Una cattedra speciale

Professore, perché dedicare – in una Università messicana – una cattedra a Giovanni Falcone e Paolo Borsellino, giudici italiani uccisi dalla mafia? Non sarebbe stato più giusto dedicarla a martiri della giustizia messicani? Se non ci fossero giudici messicani da ricordare, ci sono stati tantissimi difensori dei diritti umani e giornalisti…

«La prima risposta che mi viene in mente è la più ovvia: perché si tratta di una cattedra straordinaria fondata in collaborazione con l’ambasciata d’Italia.

Ma, lo riconosco, potrebbe non essere sufficiente. Dunque tenterò di sviluppare una breve riflessione intorno alla collaborazione internazionale su problemi che di locale non hanno assolutamente nulla. Uno di questi, il più grave nei propri effetti immediati, è quello della criminalità organizzata.

La libera cattedra “Giovanni Falcone e Paolo Borsellino” per la cultura della legalità e della responsabilità è il luogo della memoria e della ricerca al servizio della lotta alle mafie che infestano il Messico e il mondo intero. I due giudici siciliani rappresentano, simbolicamente e a livello internazionale, questa lotta.

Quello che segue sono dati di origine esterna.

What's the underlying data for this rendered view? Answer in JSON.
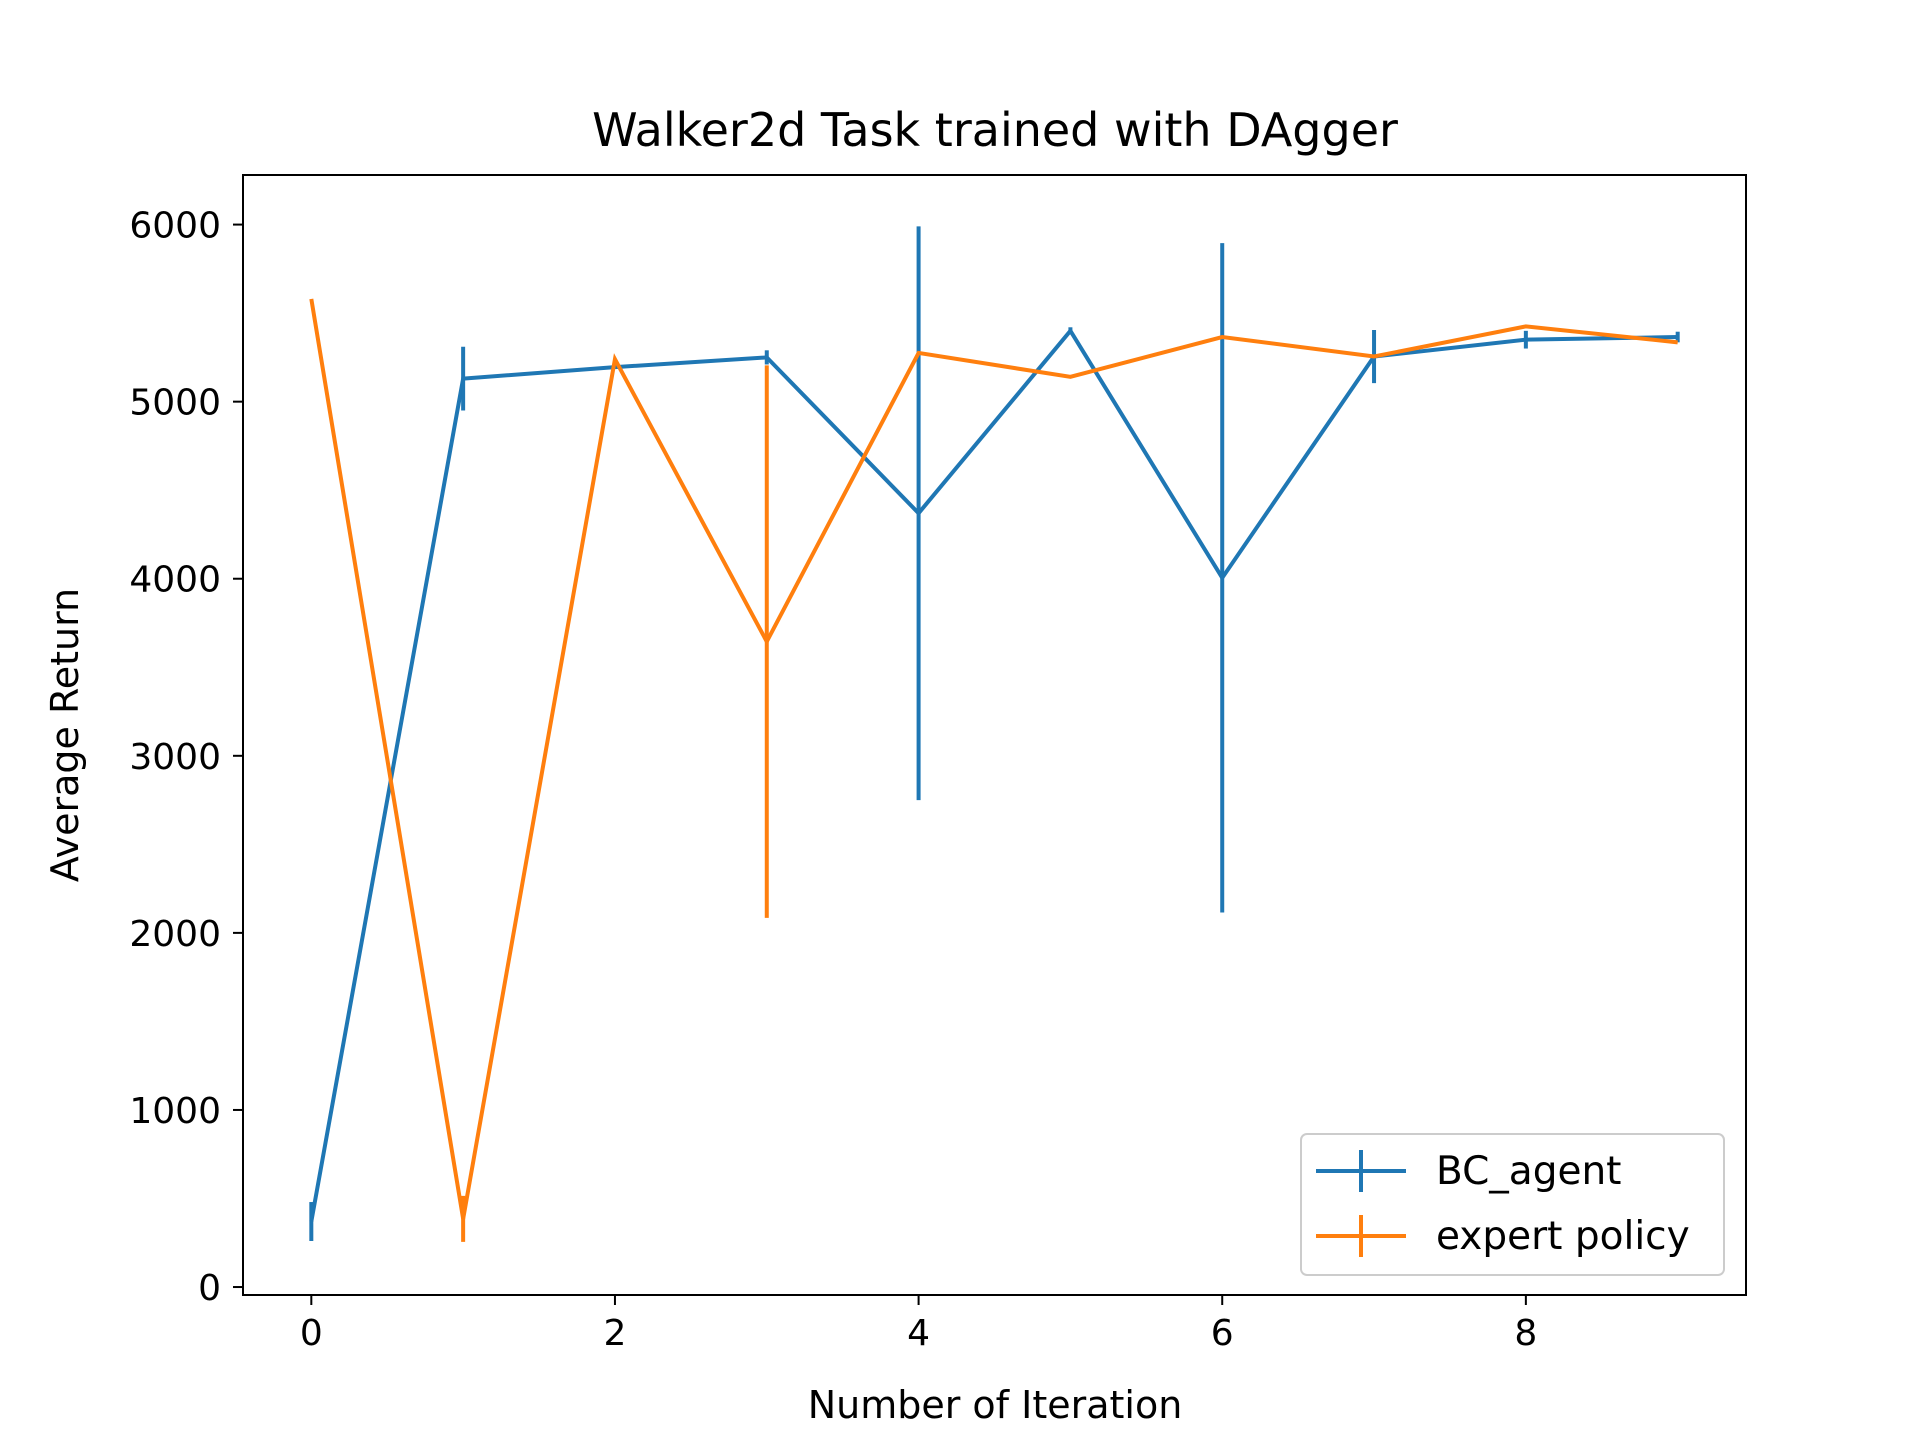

È vero: ci sono 200mila morti e più di 40mila desaparecidos in questo paese, dovuti – direttamente o indirettamente – al fenomeno criminale dei cartelli, ma la nostra situazione non è esattamente quella italiana, dove abbiamo – per il momento – ancora uno stato che si contrappone chiaramente al fenomeno mafioso. Qui in Messico, la contaminazione reciproca tra stato e criminalità è praticamente costante, in una sorta di sistema osmotico che non lascia margini apparenti alla speranza.

Ecco, all’università abbiamo un memoriale dedicato ai 43 di Ayotzinapa (gli studenti scomparsi nel 2014 in circostanze mai chiarite, ndr), così come un centro di documentazione dedicato alla figura del benemerito delle Americhe, Benito Juárez (1806-1872, eroe nazionale, primo indio del continente a rivestire la carica di presidente, ndr). Per la cattedra, la scelta di due simboli “stranieri” ha messo tutti d’accordo. Quella è la magistratura che non c’è e che invece vorremmo anche qui».